When traveling the wonderful countryside here in Ohio, you will probably only see the occasional reminder that oil is big business here.  What’s on the surface, those green farms producing all kinds of corn, soybean, and other vegetables.  The lakes and reservoirs so useful to the vacationer and small farming towns along with the occasional factories like the one in Lordstown producing the Chevy Cruze.  But deep underground is the where the black gold lies and the oil industry in coming after it.

sun sure is bright

Kaye and Rich... happy face

An RV Tip:  For those who enjoy Geo-caching, there is a new game in town called ISQ which stands for Indiana Spirit Quest.  The geocache sites are centered around unusual grave sites where you get to learn about some real characters.  So warm up your gps and start searching for ISQ’s the next time you're in Indiana.  Additional sites are now available in Michigan, Ohio, and North Dakota as well.

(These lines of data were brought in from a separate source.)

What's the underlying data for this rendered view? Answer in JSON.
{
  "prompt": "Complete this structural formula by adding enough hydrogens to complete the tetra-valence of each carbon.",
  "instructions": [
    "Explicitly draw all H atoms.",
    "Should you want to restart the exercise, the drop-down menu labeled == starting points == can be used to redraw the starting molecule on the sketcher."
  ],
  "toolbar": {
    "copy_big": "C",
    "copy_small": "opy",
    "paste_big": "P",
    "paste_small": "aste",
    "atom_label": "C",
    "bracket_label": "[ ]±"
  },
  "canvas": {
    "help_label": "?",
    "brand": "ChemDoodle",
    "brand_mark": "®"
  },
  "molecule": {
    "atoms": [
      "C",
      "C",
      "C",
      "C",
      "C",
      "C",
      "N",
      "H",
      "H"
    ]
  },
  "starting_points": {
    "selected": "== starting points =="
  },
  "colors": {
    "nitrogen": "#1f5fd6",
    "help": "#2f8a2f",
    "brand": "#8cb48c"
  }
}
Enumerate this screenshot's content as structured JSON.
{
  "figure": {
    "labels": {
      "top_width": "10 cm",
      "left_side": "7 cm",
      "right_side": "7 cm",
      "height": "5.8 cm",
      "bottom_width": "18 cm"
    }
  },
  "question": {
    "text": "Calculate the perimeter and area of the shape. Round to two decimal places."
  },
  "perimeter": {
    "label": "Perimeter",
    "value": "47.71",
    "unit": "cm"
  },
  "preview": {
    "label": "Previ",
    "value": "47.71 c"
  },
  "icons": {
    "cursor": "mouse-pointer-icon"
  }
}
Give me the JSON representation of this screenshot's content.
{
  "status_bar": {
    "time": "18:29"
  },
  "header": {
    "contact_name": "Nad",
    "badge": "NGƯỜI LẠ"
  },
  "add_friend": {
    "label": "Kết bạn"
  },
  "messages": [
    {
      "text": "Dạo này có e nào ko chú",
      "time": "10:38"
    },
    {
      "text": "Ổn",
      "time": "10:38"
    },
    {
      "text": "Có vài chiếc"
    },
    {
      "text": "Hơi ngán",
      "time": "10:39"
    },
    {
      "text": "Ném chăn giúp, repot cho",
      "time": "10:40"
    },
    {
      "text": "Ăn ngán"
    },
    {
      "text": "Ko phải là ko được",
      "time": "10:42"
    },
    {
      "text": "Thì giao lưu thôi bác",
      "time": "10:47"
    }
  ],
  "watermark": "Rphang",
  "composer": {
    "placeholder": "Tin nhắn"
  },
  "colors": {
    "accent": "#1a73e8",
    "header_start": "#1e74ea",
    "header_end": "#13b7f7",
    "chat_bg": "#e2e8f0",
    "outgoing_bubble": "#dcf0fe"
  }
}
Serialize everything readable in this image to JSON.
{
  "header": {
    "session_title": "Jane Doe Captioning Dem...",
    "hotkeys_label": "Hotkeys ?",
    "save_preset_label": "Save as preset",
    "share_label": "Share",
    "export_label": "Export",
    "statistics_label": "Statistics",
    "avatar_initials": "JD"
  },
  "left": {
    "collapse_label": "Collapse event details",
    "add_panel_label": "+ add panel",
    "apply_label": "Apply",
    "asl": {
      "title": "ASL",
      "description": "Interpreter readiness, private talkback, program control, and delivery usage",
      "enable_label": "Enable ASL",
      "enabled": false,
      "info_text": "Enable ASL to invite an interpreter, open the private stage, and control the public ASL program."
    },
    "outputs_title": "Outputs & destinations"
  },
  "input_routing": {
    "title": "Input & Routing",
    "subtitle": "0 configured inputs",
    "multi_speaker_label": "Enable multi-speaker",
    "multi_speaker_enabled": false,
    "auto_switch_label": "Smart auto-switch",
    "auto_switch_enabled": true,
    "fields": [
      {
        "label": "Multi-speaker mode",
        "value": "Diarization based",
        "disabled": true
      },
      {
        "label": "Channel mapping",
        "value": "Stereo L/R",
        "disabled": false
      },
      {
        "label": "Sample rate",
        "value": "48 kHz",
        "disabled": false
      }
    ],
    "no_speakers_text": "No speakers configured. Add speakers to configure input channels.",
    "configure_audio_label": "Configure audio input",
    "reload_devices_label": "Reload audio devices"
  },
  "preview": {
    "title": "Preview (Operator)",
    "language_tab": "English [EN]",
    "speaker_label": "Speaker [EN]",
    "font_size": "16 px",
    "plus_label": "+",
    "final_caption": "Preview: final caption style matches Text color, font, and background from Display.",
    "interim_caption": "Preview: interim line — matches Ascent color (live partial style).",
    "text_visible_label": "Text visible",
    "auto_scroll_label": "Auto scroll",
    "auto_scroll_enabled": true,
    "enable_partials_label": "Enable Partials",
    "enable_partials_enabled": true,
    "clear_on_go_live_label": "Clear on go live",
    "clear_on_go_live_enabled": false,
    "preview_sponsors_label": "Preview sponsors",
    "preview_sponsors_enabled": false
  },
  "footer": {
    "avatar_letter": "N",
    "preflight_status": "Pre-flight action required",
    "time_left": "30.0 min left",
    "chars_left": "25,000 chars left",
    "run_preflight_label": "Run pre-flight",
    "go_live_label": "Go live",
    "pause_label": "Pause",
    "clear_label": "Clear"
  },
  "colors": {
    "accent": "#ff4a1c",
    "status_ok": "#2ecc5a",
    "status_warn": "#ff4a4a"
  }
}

Lincoln Highway thru Canton OH
The sun is just coming up over the trees, highlighting the tops of the trees as it spreads sunshine across the lake.  While waiting to have my morning coffee as it perks gurgles and spits each drop in the coffee cup (I use a single brew system most mornings),  I’m reflecting on our tours we took yesterday.  Kaye, Rich and I drove over to Canton Ohio the home of both the First Ladies National Historic Site as it’s officially called as well as the First Ladies Library.  It consists of two buildings, an old bank that has been beautifully renovated and the Ida Saxton McKinley House.  Our tour started in a library room where they had a Tv with 6 selections of programs for viewing.  Interviews with first ladies.  Part way through our guide came to pick us up to begin the tour, but just stood at the door with a quizzical look on her face as she watched us watch the film.  Finally I said, are we supposed to follow you for the tour and she woke up from her stupor and announced the tour was about to begin.  She huddled the group around the entrance of the Tv room and she proceeded to tell us about the tour.  That is, over the sound of the video being played.  Much of the displays in the old bank building were on loan and we weren’t permitted to take any photos.  Dishes used in the White House, Miniature copies of dresses worn by the first ladies, beautiful display cases containing all those little historical pieces making up the lives of the first ladies.  The tour continued as we gathered around two square posts in the large room.  Each side of the posts contained small displays about the wives of Presidents that died in office.  As we moved around each post, the guide described the first lady and the cause of her husbands death in office.

Downtown Canton Ohio

Ida Saxton McKinley House

Native American Rug, purchased by McKinley while touring the west

originally a ballroom on the third floor

We then were shuffled off down the street to the Ida Saxton McKinley House, the sister of McKinley’s wife and where the couple lived off and on during and after the run for presidency.  Most of the first floor had to be reconstructed as it had in it’s later years been converted into shops and apartments.  The front being unrecognizable during it’s commercial ventures.  The house represents the era that the McKinley’s lived in and now houses static displays of the first ladies in the third floor ballroom.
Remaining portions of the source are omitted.